In this documentary on sex crimes in college campuses, the violations themselves are only part of the misdeeds. Director Kirby Dick's film finds it arguably even worse that many institutions' authorities are reluctant to act against sexually aggressive students. The film follows Andrea Pino and Annie Clark, who were both students and rape victims at the University of North Carolina at Chapel Hill. When they learned of their common stories and shared frustration at being ignored by the school's bureaucrats, they joined forces to cast light on the widespread problem. Their efforts moved a variety of victims to share their experiences on camera. Campus sexual attacks are now drawing attention because of a year-old Rolling Stone article, associating a University of Virginia fraternity house with rape, that was discovered to be unfounded. The more important viewpoint isn't that some reporters may get such stories wrong, it's that too few women (and men) have too little chance to share their stories.
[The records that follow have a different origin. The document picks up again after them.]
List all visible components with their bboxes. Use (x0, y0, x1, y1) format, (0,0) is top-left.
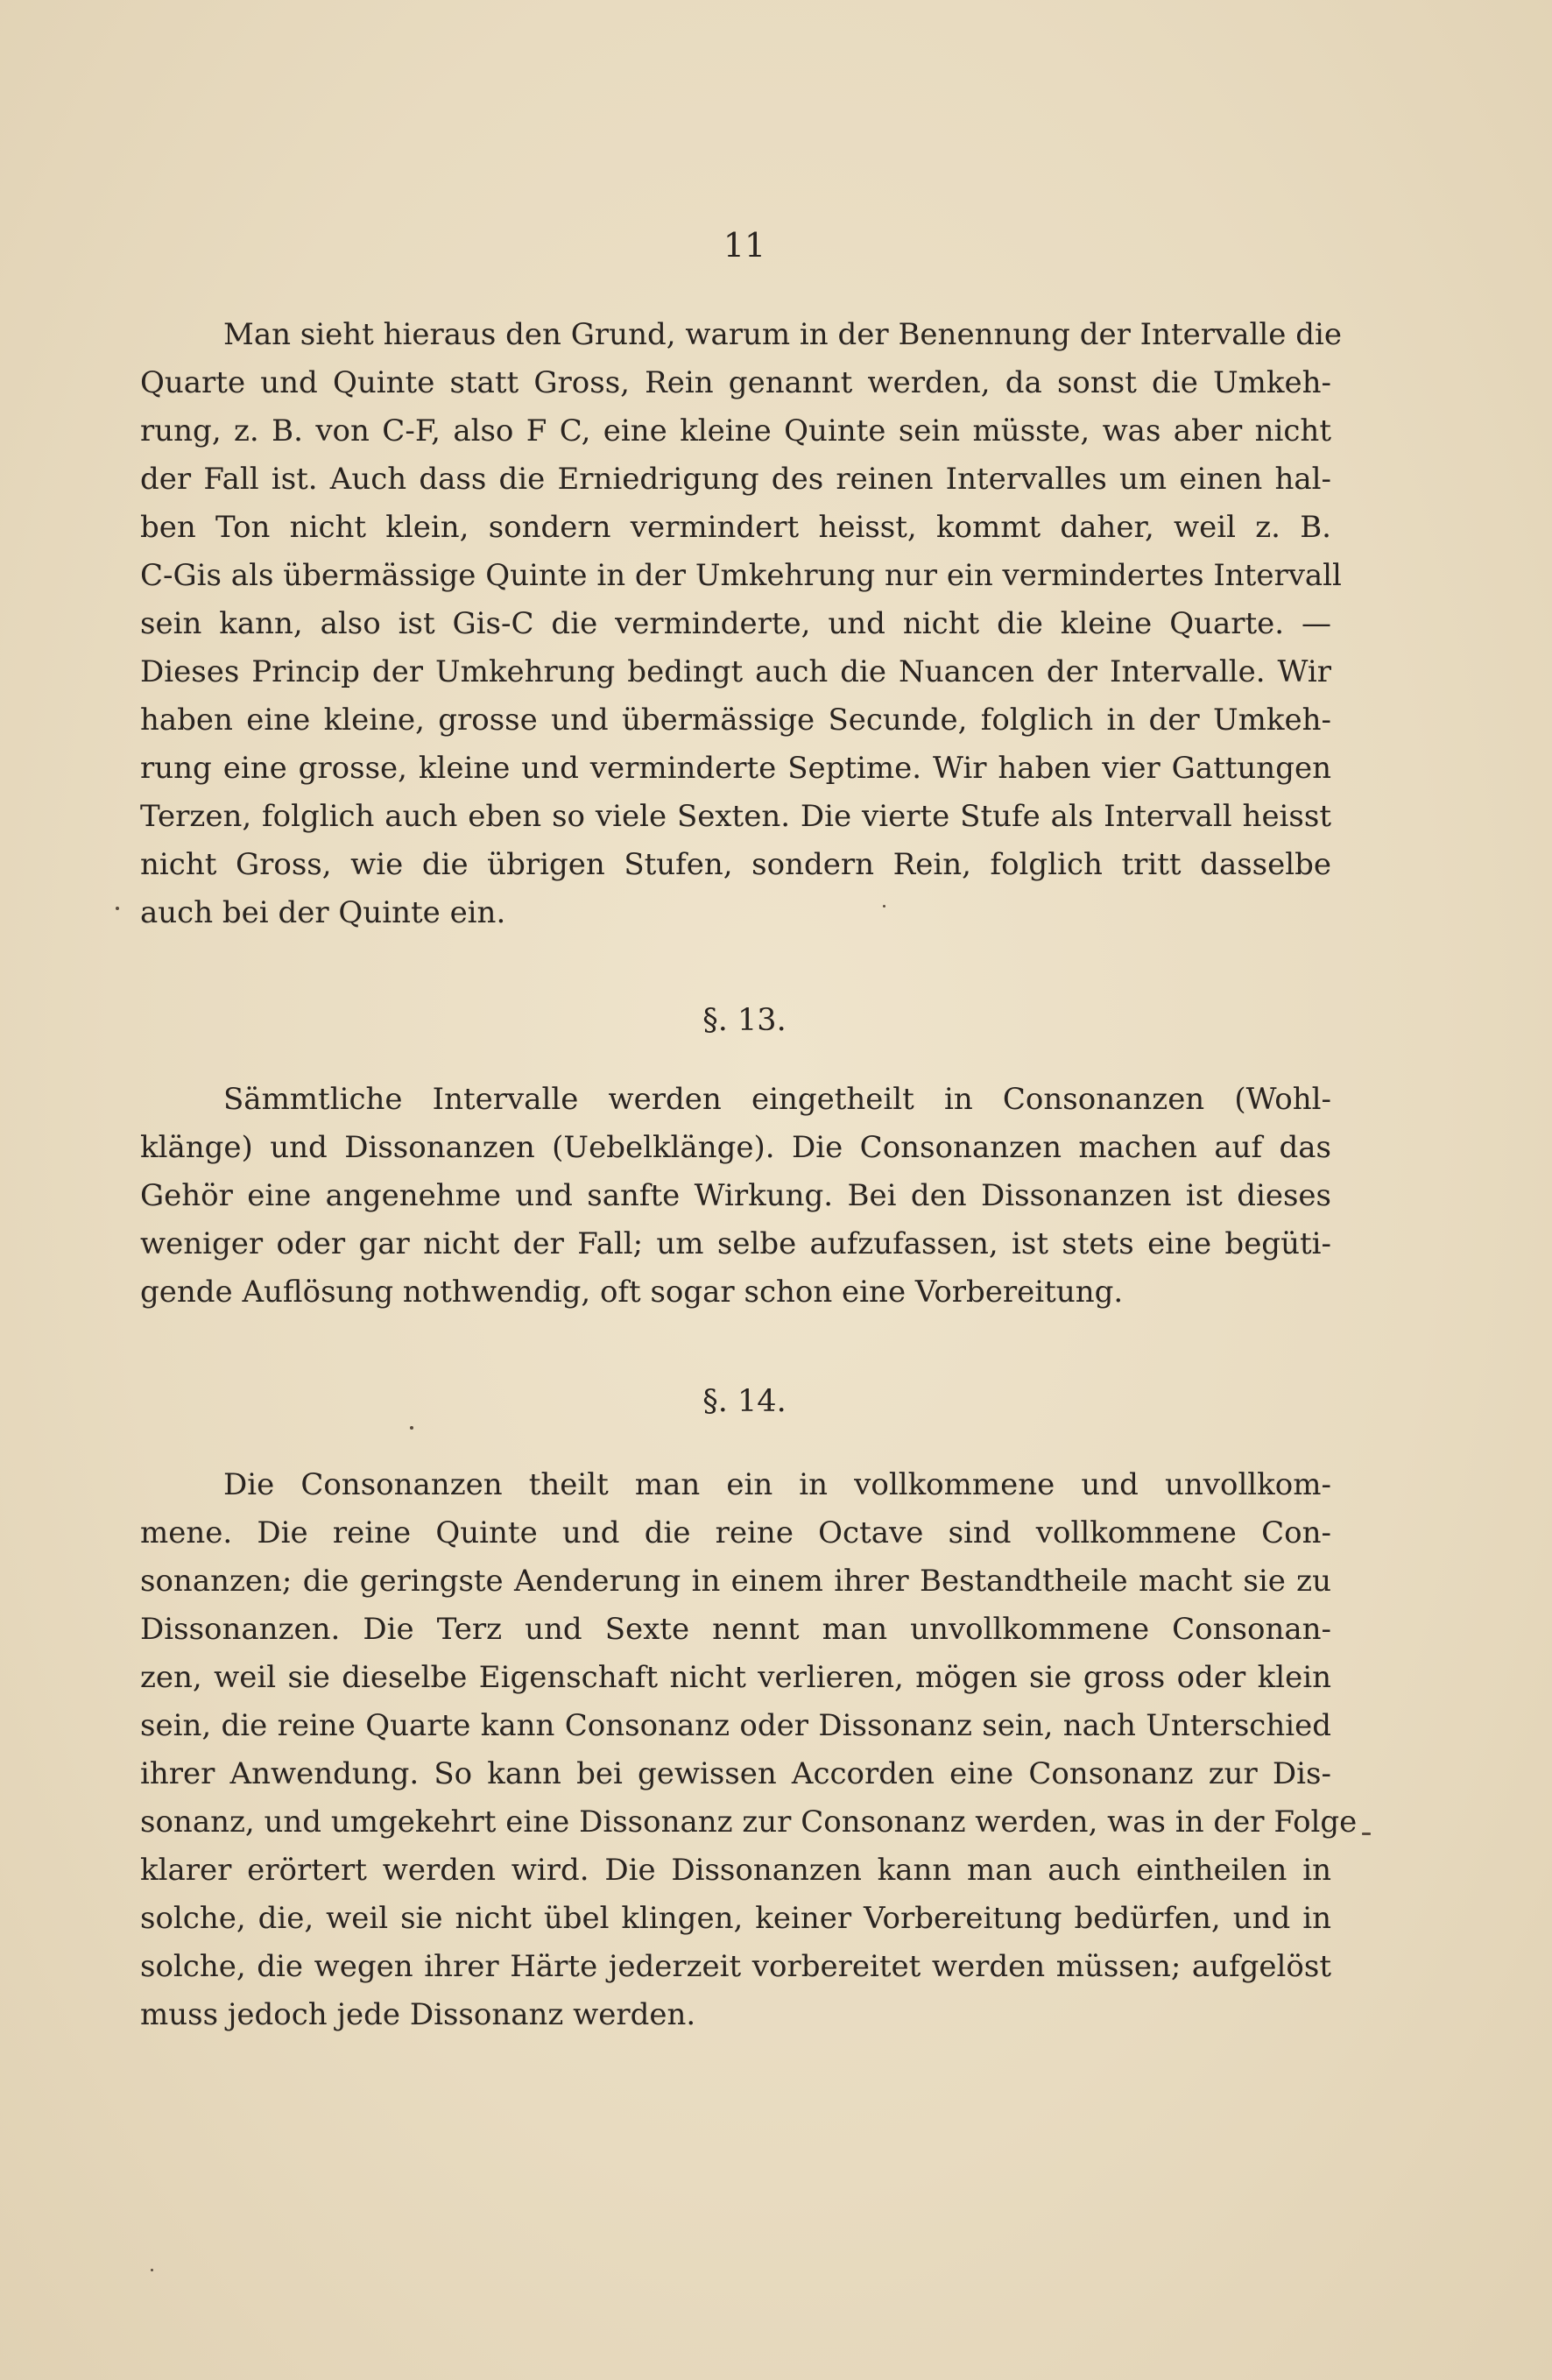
text-line: zen, weil sie dieselbe Eigenschaft nicht verlieren, mögen sie gross oder klein (140, 1660, 1331, 1695)
text-line: C-Gis als übermässige Quinte in der Umkehrung nur ein vermindertes Intervall (140, 558, 1342, 593)
paragraph-3 (140, 1461, 1358, 2039)
text-line: sein kann, also ist Gis-C die verminderte, und nicht die kleine Quarte. — (140, 606, 1331, 641)
text-line: Dieses Princip der Umkehrung bedingt auch die Nuancen der Intervalle. Wir (140, 654, 1331, 689)
text-line: sein, die reine Quarte kann Consonanz oder Dissonanz sein, nach Unterschied (140, 1708, 1331, 1743)
text-line: klänge) und Dissonanzen (Uebelklänge). Die Consonanzen machen auf das (140, 1130, 1331, 1165)
text-line: nicht Gross, wie die übrigen Stufen, sondern Rein, folglich tritt dasselbe (140, 847, 1331, 882)
section-heading-14: §. 14. (702, 1384, 787, 1419)
text-line: Dissonanzen. Die Terz und Sexte nennt man unvollkommene Consonan- (140, 1612, 1331, 1647)
text-line: haben eine kleine, grosse und übermässige Secunde, folglich in der Umkeh- (140, 703, 1331, 738)
paper-speck (151, 2269, 153, 2271)
text-line: Die Consonanzen theilt man ein in vollkommene und unvollkom- (223, 1467, 1331, 1502)
text-line: klarer erörtert werden wird. Die Dissonanzen kann man auch eintheilen in (140, 1853, 1331, 1888)
text-line: sonanzen; die geringste Aenderung in einem ihrer Bestandtheile macht sie zu (140, 1564, 1331, 1599)
text-line: ihrer Anwendung. So kann bei gewissen Accorden eine Consonanz zur Dis- (140, 1756, 1331, 1791)
page-number: 11 (723, 226, 766, 265)
text-line: solche, die, weil sie nicht übel klingen, keiner Vorbereitung bedürfen, und in (140, 1901, 1331, 1936)
section-heading-13: §. 13. (702, 1003, 787, 1038)
text-line: muss jedoch jede Dissonanz werden. (140, 1997, 696, 2032)
text-line: Quarte und Quinte statt Gross, Rein genannt werden, da sonst die Umkeh- (140, 365, 1331, 400)
text-line: solche, die wegen ihrer Härte jederzeit vorbereitet werden müssen; aufgelöst (140, 1949, 1331, 1984)
text-line: Terzen, folglich auch eben so viele Sexten. Die vierte Stufe als Intervall heisst (140, 799, 1331, 834)
paper-speck (883, 905, 885, 908)
text-line: Man sieht hieraus den Grund, warum in der Benennung der Intervalle die (223, 317, 1342, 352)
text-line: ben Ton nicht klein, sondern vermindert heisst, kommt daher, weil z. B. (140, 510, 1331, 545)
paragraph-1 (140, 311, 1342, 937)
text-line: der Fall ist. Auch dass die Erniedrigung des reinen Intervalles um einen hal- (140, 462, 1331, 497)
paper-speck (116, 907, 119, 910)
text-line: gende Auflösung nothwendig, oft sogar schon eine Vorbereitung. (140, 1275, 1124, 1310)
text-line: sonanz, und umgekehrt eine Dissonanz zur Consonanz werden, was in der Folge (140, 1804, 1358, 1840)
paper-speck (1362, 1833, 1371, 1835)
paper-speck (410, 1426, 413, 1430)
text-line: auch bei der Quinte ein. (140, 895, 506, 930)
text-line: weniger oder gar nicht der Fall; um selbe aufzufassen, ist stets eine begüti- (140, 1226, 1331, 1261)
text-line: mene. Die reine Quinte und die reine Octave sind vollkommene Con- (140, 1515, 1331, 1550)
text-line: Gehör eine angenehme und sanfte Wirkung. Bei den Dissonanzen ist dieses (140, 1178, 1331, 1213)
text-line: Sämmtliche Intervalle werden eingetheilt in Consonanzen (Wohl- (223, 1082, 1331, 1117)
text-line: rung eine grosse, kleine und verminderte Septime. Wir haben vier Gattungen (140, 751, 1331, 786)
paragraph-2 (140, 1076, 1331, 1317)
text-line: rung, z. B. von C-F, also F C, eine kleine Quinte sein müsste, was aber nicht (140, 413, 1331, 448)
Dick's film is a valuable spotlight.
C.C.

CUT BANK
⋆½ out of four stars
Rating: R for violence and language.
Theater: Mall of America.

Having directed countless episodes of the priceless cable comedy "It's Always Sunny in Philadelphia," and the finale of FX's impressive "Fargo" series, Matt Shakman aims for the big time. Here he helms a talent-studded rural suspense film, a crime burlesque on hyperactive energy drinks. Hey, nothing's perfect.
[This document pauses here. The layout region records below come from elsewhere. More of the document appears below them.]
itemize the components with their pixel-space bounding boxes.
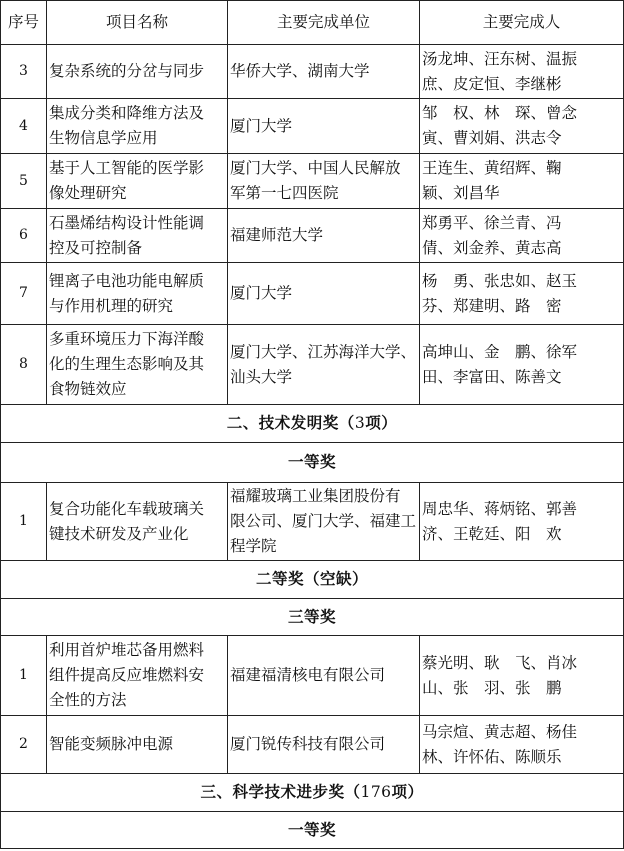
completion-people-line: 马宗煊、黄志超、杨佳 xyxy=(422,722,578,741)
completion-people-cell xyxy=(420,263,624,325)
header-project: 项目名称 xyxy=(47,1,228,45)
row-number: 2 xyxy=(1,716,47,774)
section-count: 3 xyxy=(354,414,366,432)
completion-people-line: 田、李富田、陈善文 xyxy=(422,367,562,386)
completion-people-cell xyxy=(420,716,624,774)
completion-unit-line: 厦门大学、中国人民解放 xyxy=(230,159,401,177)
project-name-cell xyxy=(47,263,228,325)
completion-unit-cell xyxy=(228,45,420,99)
grade-first-2: 一等奖 xyxy=(1,812,624,849)
grade-row-first-2 xyxy=(1,812,624,849)
grade-first: 一等奖 xyxy=(1,443,624,483)
section-title-sci-tech-progress xyxy=(1,774,624,812)
completion-people-line: 周忠华、蒋炳铭、郭善 xyxy=(422,499,578,518)
project-name-line: 生物信息学应用 xyxy=(49,129,158,147)
completion-unit-line: 厦门大学 xyxy=(230,116,293,135)
project-name-line: 利用首炉堆芯备用燃料 xyxy=(49,641,205,659)
section-title-text: 二、技术发明奖（ xyxy=(226,414,355,432)
completion-people-line: 济、王乾廷、阳 欢 xyxy=(422,524,562,543)
completion-people-line: 庶、皮定恒、李继彬 xyxy=(422,74,562,93)
completion-people-cell xyxy=(420,325,624,405)
completion-unit-line: 福建师范大学 xyxy=(230,226,324,244)
project-name-line: 锂离子电池功能电解质 xyxy=(49,271,205,290)
completion-unit-line: 福耀玻璃工业集团股份有 xyxy=(230,487,401,505)
project-name-line: 智能变频脉冲电源 xyxy=(49,735,174,753)
project-name-line: 基于人工智能的医学影 xyxy=(49,159,205,177)
row-number: 5 xyxy=(1,154,47,209)
table-row xyxy=(1,483,624,561)
completion-people-line: 芬、郑建明、路 密 xyxy=(422,296,562,315)
project-name-cell xyxy=(47,716,228,774)
completion-people-line: 林、许怀佑、陈顺乐 xyxy=(422,747,562,766)
grade-row-second xyxy=(1,561,624,599)
project-name-line: 控及可控制备 xyxy=(49,238,143,257)
project-name-cell xyxy=(47,483,228,561)
completion-unit-cell xyxy=(228,99,420,154)
completion-people-cell xyxy=(420,209,624,263)
project-name-line: 食物链效应 xyxy=(49,380,127,398)
completion-people-line: 颖、刘昌华 xyxy=(422,184,500,202)
completion-unit-cell xyxy=(228,483,420,561)
section-title-tech-invention xyxy=(1,405,624,443)
project-name-cell xyxy=(47,99,228,154)
row-number: 8 xyxy=(1,325,47,405)
row-number: 7 xyxy=(1,263,47,325)
project-name-cell xyxy=(47,154,228,209)
completion-unit-line: 华侨大学、湖南大学 xyxy=(230,62,370,80)
section-title-text: 三、科学技术进步奖（ xyxy=(200,783,361,801)
table-row xyxy=(1,325,624,405)
project-name-cell xyxy=(47,636,228,716)
section-count: 176 xyxy=(360,783,392,801)
table-row xyxy=(1,263,624,325)
completion-unit-line: 福建福清核电有限公司 xyxy=(230,666,386,684)
project-name-line: 集成分类和降维方法及 xyxy=(49,104,205,122)
completion-unit-cell xyxy=(228,325,420,405)
completion-unit-cell xyxy=(228,636,420,716)
completion-people-line: 郑勇平、徐兰青、冯 xyxy=(422,213,562,232)
completion-people-cell xyxy=(420,636,624,716)
project-name-line: 键技术研发及产业化 xyxy=(49,524,189,543)
completion-people-line: 高坤山、金 鹏、徐军 xyxy=(422,342,578,361)
completion-unit-line: 厦门锐传科技有限公司 xyxy=(230,735,386,753)
table-row xyxy=(1,99,624,154)
table-row xyxy=(1,636,624,716)
table-body xyxy=(1,45,624,849)
table-row xyxy=(1,716,624,774)
completion-unit-line: 厦门大学、江苏海洋大学、 xyxy=(230,342,417,361)
header-row xyxy=(1,1,624,45)
section-row-tech-invention xyxy=(1,405,624,443)
completion-unit-cell xyxy=(228,263,420,325)
project-name-cell xyxy=(47,45,228,99)
header-no: 序号 xyxy=(1,1,47,45)
table-row xyxy=(1,154,624,209)
completion-unit-cell xyxy=(228,154,420,209)
row-number: 6 xyxy=(1,209,47,263)
completion-people-line: 寅、曹刘娟、洪志令 xyxy=(422,129,562,147)
project-name-line: 石墨烯结构设计性能调 xyxy=(49,213,205,232)
row-number: 4 xyxy=(1,99,47,154)
project-name-cell xyxy=(47,209,228,263)
grade-third: 三等奖 xyxy=(1,599,624,636)
grade-second: 二等奖（空缺） xyxy=(1,561,624,599)
grade-row-third xyxy=(1,599,624,636)
completion-unit-line: 厦门大学 xyxy=(230,284,293,302)
row-number: 3 xyxy=(1,45,47,99)
completion-people-cell xyxy=(420,99,624,154)
header-unit: 主要完成单位 xyxy=(228,1,420,45)
table-row xyxy=(1,45,624,99)
row-number: 1 xyxy=(1,483,47,561)
completion-people-line: 山、张 羽、张 鹏 xyxy=(422,678,562,697)
completion-people-line: 杨 勇、张忠如、赵玉 xyxy=(422,271,578,290)
completion-unit-cell xyxy=(228,716,420,774)
section-title-suffix: 项） xyxy=(365,414,398,432)
project-name-line: 复合功能化车载玻璃关 xyxy=(49,499,205,518)
completion-people-cell xyxy=(420,45,624,99)
table-row xyxy=(1,209,624,263)
section-title-suffix: 项） xyxy=(391,783,424,801)
completion-unit-line: 军第一七四医院 xyxy=(230,184,339,202)
project-name-line: 多重环境压力下海洋酸 xyxy=(49,330,205,348)
project-name-line: 全性的方法 xyxy=(49,691,127,709)
project-name-line: 像处理研究 xyxy=(49,184,127,202)
project-name-line: 化的生理生态影响及其 xyxy=(49,355,205,373)
completion-people-line: 邹 权、林 琛、曾念 xyxy=(422,104,578,122)
row-number: 1 xyxy=(1,636,47,716)
project-name-line: 复杂系统的分岔与同步 xyxy=(49,62,205,80)
completion-people-line: 王连生、黄绍辉、鞠 xyxy=(422,159,562,177)
header-people: 主要完成人 xyxy=(420,1,624,45)
grade-row-first xyxy=(1,443,624,483)
completion-unit-line: 限公司、厦门大学、福建工 xyxy=(230,512,417,530)
completion-unit-cell xyxy=(228,209,420,263)
project-name-line: 与作用机理的研究 xyxy=(49,296,174,315)
section-row-sci-tech-progress xyxy=(1,774,624,812)
project-name-cell xyxy=(47,325,228,405)
completion-people-cell xyxy=(420,483,624,561)
completion-unit-line: 程学院 xyxy=(230,537,277,555)
completion-people-line: 蔡光明、耿 飞、肖冰 xyxy=(422,653,578,672)
completion-people-line: 汤龙坤、汪东树、温振 xyxy=(422,49,578,68)
completion-unit-line: 汕头大学 xyxy=(230,367,293,386)
project-name-line: 组件提高反应堆燃料安 xyxy=(49,666,205,684)
completion-people-cell xyxy=(420,154,624,209)
completion-people-line: 倩、刘金养、黄志高 xyxy=(422,238,562,257)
Starring veterans Bruce Dern, Billy Bob Thornton and John Malkovich, Australian visitors Liam Hemsworth and Teresa Palmer (she's also seen in this week's oddly parallel backwoods crime takeoff "Kill Me Three Times"), and Michael Stuhlbarg, the lead of the Coens' "A Serious Man," this opens with the sort of promise that hurts all the harder when it misfires. Roberto Patino's script offers little more than a pastiche of clichés from old small town shoot-'em-ups.
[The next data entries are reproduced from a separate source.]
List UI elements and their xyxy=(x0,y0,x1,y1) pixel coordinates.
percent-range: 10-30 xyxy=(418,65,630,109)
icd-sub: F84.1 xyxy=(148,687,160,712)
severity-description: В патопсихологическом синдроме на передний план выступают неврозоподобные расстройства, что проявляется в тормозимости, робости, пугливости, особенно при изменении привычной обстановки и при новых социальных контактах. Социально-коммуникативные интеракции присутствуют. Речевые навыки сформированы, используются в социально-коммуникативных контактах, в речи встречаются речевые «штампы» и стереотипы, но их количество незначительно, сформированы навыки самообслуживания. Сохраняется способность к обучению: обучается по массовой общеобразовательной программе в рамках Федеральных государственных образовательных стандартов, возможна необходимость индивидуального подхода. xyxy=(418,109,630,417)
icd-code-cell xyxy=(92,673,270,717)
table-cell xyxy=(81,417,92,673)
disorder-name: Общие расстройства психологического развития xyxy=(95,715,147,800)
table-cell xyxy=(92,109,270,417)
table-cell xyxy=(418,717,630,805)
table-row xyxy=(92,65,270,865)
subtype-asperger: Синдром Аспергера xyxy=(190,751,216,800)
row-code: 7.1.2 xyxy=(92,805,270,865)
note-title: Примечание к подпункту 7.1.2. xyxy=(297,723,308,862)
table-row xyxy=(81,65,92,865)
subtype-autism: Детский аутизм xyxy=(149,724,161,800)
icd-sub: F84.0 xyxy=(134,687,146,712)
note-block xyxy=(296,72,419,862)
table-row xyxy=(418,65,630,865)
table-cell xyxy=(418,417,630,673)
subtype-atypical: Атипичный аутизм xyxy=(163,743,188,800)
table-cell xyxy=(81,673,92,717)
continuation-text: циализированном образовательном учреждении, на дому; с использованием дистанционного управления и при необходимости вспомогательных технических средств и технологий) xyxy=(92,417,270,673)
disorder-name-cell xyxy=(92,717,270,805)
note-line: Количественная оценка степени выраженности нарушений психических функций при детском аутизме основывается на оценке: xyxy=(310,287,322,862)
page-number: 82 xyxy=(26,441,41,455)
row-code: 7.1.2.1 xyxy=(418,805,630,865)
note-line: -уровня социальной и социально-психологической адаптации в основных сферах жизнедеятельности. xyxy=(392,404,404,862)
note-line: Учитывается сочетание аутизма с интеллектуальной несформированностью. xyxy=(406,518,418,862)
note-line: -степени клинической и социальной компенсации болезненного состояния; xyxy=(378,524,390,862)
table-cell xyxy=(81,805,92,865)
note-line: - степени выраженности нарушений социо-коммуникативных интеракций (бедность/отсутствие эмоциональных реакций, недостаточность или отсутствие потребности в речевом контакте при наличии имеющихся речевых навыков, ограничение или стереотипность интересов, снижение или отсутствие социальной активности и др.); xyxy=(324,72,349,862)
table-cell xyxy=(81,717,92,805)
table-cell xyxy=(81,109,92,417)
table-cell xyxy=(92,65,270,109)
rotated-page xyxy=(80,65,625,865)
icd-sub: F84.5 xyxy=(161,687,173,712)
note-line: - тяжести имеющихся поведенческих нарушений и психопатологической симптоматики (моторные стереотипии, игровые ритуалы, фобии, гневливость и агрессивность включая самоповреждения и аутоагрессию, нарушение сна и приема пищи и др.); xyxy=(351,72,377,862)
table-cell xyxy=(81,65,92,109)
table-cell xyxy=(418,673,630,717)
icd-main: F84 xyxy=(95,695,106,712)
A quiet Montana backwater becomes the site of the town mailman's murder, the biggest act of violence the town has ever had. It upsets the sheriff (Malkovich in wonderful form), who feels violent indigestion about "the most disappointing day in my life." Stuhlbarg puts on Coke-bottle eyeglasses to play a mystery man willing to do anything to get the package the postman was set to deliver him. Especially if the death is not really what the onlookers thought they saw. Which is not to say that the characters are who they seem, either. In this sort of film, plenty of characters hope to get out of their small-time town, while viewers hope to get out of the theater.
C.C.

DESERT DANCER
⋆½ out of four stars
Rating: PG-13.
Theater: Edina.

This somber, second-rate drama, loosely adapted from fact, bears no likeness to anything in the real world but previous dull films. Growing up in the Islamic Republic of Iran, Afshin Ghaffarian (Reece Ritchie) is an angelic runt mad about footwork thanks to his parents' banned DVD of "Dirty Dancing." That enthusiasm is his lone characteristic; this film allots each character one token attribute. As a Teheran college student Afshin trains underground. When the Ayatollah's violent anti-footwork thugs discover him defiantly pirouetting in secret for ballet lovers in the desert, they beat him up, a turn of events that seems to preoccupy his four dance partners as much as the Iran-Iraq War did an earlier generation. Freida Pinto appears as the daughter of the deposed Shah's ballet star, easing her heartbreak with her platonic friendship with Afshin, their duets, and lots of drugs. The saga's events, as depicted in director Richard Raymond's movie, simply don't coalesce into a raw, urgent whole. With its overdrawn characters and hackneyed dialogue, it's a politicized "Billy Elliot."
C.C.

FREETOWN
⋆½ out of four stars
Rating: PG-13 for thematic situations involving violence.
Theater: Eden Prairie.

The early days of Liberia's long civil war provide the backdrop to a modestly budgeted odyssey about Mormon missionaries caught up in a country overrun with armed, trigger-happy teenagers. Abubakar (Henry Adofo) is charged with helping the young Mormon elders escape to neighboring Sierra Leone. Garrett Batty's "inspired by a true story" film is most at home capturing a country descending into chaos. But the film dawdles, the acting ranges from passable to wooden, and the biblical allegories (one elder denies his tribe) are a trifle heavy-handed.